Günümüzden üç yüz yıl önce Voltaire tarafından söylendiği kabul edilen bir sözü oldubitti çok önemserim. Bu söz ancak erdemli insanların sindirebileceği bir özellik taşımaktadır. Çünkü demokrasinin özünü yansıtmaktadır. İnsan hak ve özgürlüklerine saygıyı içermektedir. Demokratik olgunluğu işaret etmektedir. Öyleyse neydi bu söz?
“ Düşüncelerine katılmıyorum ama senin düşüncelerini ifade edebilmen için canımı bile verebilirim.” diyordu Voltaire.
Bu sözün söylendiğinden üç yüz yıl geçmesine karşın acaba günümüzde toplumumuzun kaçta kaçı bu demokratik olgunluğa sahiptir diye düşünmekten kendimi alamıyorum.
İlçemiz Mesudiye’de de yakında yerel seçimler yapılacaktır. Kim kazanırsa onu tebrik ederken, diğer adayları da gösterdikleri demokratik olgunluktan dolayı kutlayacağız. Cesaretlerinden dolayı da teşekkür edeceğiz. Adaylara kendi düşüncelerini ifade etmeleri için kolaylıklar göstereceğiz.
Ancak gelişmelere bakılacak olursa kazın ayağının hiç de öyle olmadığı, kolayca görülebilecektir.
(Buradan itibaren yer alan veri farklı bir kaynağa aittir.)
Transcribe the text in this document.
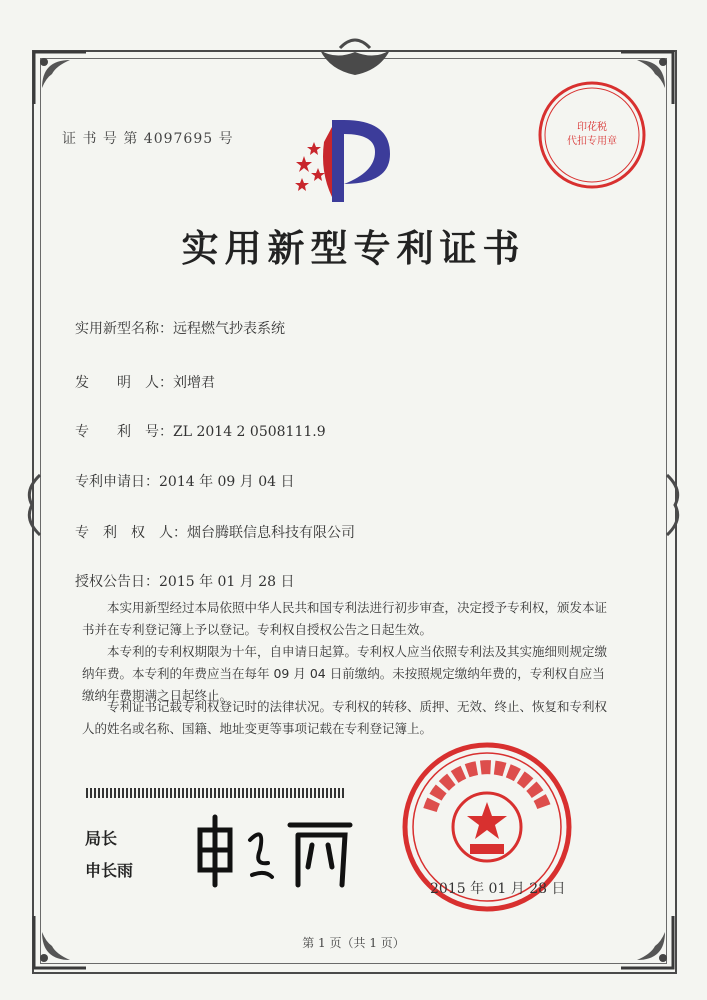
证 书 号 第 4097695 号
印花税
代扣专用章
实用新型专利证书
实用新型名称：远程燃气抄表系统
发　　明　人：刘增君
专　　利　号：ZL 2014 2 0508111.9
专利申请日：2014 年 09 月 04 日
专　利　权　人：烟台腾联信息科技有限公司
授权公告日：2015 年 01 月 28 日
　　本实用新型经过本局依照中华人民共和国专利法进行初步审查，决定授予专利权，颁发本证书并在专利登记簿上予以登记。专利权自授权公告之日起生效。
　　本专利的专利权期限为十年，自申请日起算。专利权人应当依照专利法及其实施细则规定缴纳年费。本专利的年费应当在每年 09 月 04 日前缴纳。未按照规定缴纳年费的，专利权自应当缴纳年费期满之日起终止。
　　专利证书记载专利权登记时的法律状况。专利权的转移、质押、无效、终止、恢复和专利权人的姓名或名称、国籍、地址变更等事项记载在专利登记簿上。
局长
申长雨
2015 年 01 月 28 日
第 1 页（共 1 页）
CHP Mesudiye Belediye Başkanı adayı Yavuz Ekşi’nin sosyal medyadaki açıklaması:
“ Bazı dernek başkanları, bizim mahalleli dostlarımıza ulaşmamıza engel oluyorlar.” şeklindedir. İçimi acıtan bu sözü halkın sağ duyusuna bırakıyorum. Mahalleler, köyler dernek başkanlarının babalarının tapulu mülkü değildir. Siyasi tercihler yüzünden iyi komşuluk ilişkilerimiz yara almamalıdır.
YEKTA AYDIN MESUDİYE GAZETESİ MART 2019 KÖŞE YAZISIDIR.